WDM-PON access network technologies have been developed for many years, a technical bottleneck of which is about colorless ONU module. Earlier technology on colorless ONU module based on injection-locked multichannel laser has been proven unsuitable for use in high-rate. In recent years, with the increasing requirements on access bandwidth, WDM-PON access network has been turning to use multi-channel tunable lasers to realize function of colorless ONU.
As known in the art, the multi-channel tunable laser was developed rapidly in recent years. Product of multi-channel tunable laser based on SGDBR (Sampled Grating Distributed Bragg Reflector) was widely applied in 10 Gb/s and 40 Gb/s system. Advanced tunable lasers based on external cavity laser and some special semiconductor even can be applied successfully in 100 Gb/s coherent system. It is technically feasible to use these lasers to achieve colorless ONU function. However, due to complex manufacturing process of the multi-channel tunable laser, and its huge amount of data calibration in multi-channel and wide temperature range, production costs thereof are always high. High cost of ONU devices has been bottleneck for large-scale application of WDM-PON technology.
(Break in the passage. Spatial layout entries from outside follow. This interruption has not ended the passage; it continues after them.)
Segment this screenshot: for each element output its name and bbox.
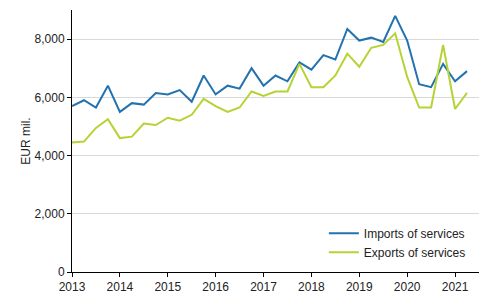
svg-text:8,000: 8,000 xyxy=(35,32,65,46)
svg-text:2017: 2017 xyxy=(250,280,277,294)
svg-text:2015: 2015 xyxy=(154,280,181,294)
svg-text:4,000: 4,000 xyxy=(35,149,65,163)
svg-text:2021: 2021 xyxy=(442,280,469,294)
svg-text:2,000: 2,000 xyxy=(35,207,65,221)
svg-text:2019: 2019 xyxy=(346,280,373,294)
svg-text:2016: 2016 xyxy=(202,280,229,294)
svg-text:0: 0 xyxy=(58,265,65,279)
svg-text:Exports of services: Exports of services xyxy=(364,246,465,260)
svg-text:6,000: 6,000 xyxy=(35,91,65,105)
svg-text:2014: 2014 xyxy=(107,280,134,294)
svg-text:2020: 2020 xyxy=(394,280,421,294)
svg-text:Imports of services: Imports of services xyxy=(364,227,465,241)
svg-text:EUR mil.: EUR mil. xyxy=(19,117,33,164)
svg-text:2013: 2013 xyxy=(59,280,86,294)
svg-text:2018: 2018 xyxy=(298,280,325,294)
How to reduce the cost of a colorless ONU as far as possible with meeting application requirements of WDM-PON access network is a key issue in current field. The multi-channel tunable laser is key factor to address the issue, since the multi-channel tunable lasers accounted for most of the hardware cost of the ONU. In recent years, it is also proposed some targeted tunable laser solutions for WDM-PON, such as a solution based on gain dies plus external cavity tunable grating structure, as well as a solution based on gain dies plus external cavity double resonant loop tuning, and even a solution directly using a semiconductor integrated tunable laser die similar with SGBDR, and so on. These production techniques shared similar ideas on dealing with wavelength channel power-on accuracy and wavelength stability control in operation, namely, which are realized by self-monitoring and control of laser, which will increase technical complexity of the multi-channel tunable lasers, including high standards of hardware requirements, and complex and time-consuming workload of calibration and testing.